When I was a youngster, I enjoyed rainy days. Those were days I was allowed to stay 'inside' and actively urged to read. Unlike many of my peers, our family didn't have a television. We had books. Lots of books. When I was around eight or so, my parents bought a sixteen volume set of children's books. Each thick red-bound book had a different theme...mysteries, sci-fi, poetry, stories for young readers, sports, unusual fairy tales and legends, stories for teens. I still have the books. I still read them.

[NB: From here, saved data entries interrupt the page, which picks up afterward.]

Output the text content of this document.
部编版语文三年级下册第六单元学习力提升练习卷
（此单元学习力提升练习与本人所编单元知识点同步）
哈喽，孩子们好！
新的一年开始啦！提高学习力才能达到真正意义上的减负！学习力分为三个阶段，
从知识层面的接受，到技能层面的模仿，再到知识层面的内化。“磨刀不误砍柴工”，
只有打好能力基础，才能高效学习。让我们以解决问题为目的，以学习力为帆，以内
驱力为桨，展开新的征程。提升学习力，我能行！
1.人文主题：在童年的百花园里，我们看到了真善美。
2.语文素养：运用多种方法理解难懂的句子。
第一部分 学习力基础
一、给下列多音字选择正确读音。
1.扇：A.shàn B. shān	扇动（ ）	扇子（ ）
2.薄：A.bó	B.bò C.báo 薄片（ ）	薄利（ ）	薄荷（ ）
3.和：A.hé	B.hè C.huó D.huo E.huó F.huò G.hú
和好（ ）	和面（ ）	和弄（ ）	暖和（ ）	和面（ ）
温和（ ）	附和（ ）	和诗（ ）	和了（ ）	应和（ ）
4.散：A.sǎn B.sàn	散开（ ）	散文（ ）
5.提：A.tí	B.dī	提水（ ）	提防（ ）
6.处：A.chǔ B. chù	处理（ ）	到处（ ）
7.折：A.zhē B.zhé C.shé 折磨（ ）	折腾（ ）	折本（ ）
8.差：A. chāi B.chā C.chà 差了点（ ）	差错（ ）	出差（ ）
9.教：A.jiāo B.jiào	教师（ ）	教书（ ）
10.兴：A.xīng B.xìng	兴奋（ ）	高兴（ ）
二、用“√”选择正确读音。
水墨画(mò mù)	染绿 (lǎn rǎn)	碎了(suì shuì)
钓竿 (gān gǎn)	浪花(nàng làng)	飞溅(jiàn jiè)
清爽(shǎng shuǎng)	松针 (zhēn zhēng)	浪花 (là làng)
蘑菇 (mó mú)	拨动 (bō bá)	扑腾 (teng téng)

The books were my first exposure to the best-of-the-best in literature. It was in these books I read my first O. Henry, my first Edgar Allen Poe, my first stories about the old west, outer space, and Shakespeare. They opened infinite new worlds for me. In their pages I met a young Michelangelo, Paul Bunyan, Mollie Pitcher, other intrepid young colonial and pioneer girls, and learned there were all sorts of possibilities for me.
For much of my pre-adult life, I lived in small, insular towns where women's roles were sharply, narrowly defined. Television in the fifties and sixties wasn't much better. But in this set of books I found a place where girls and women lived a wider role in society. Girls had adventures. They had dreams. They had desires that had nothing to do with sticking to the traditional roles of society at that time.
That set of volumes was the foundation for my life-long love of books. To this day, I associate rainy days with snuggling under a warm cover with a thick book. Reading--the best way to spend a rainy day.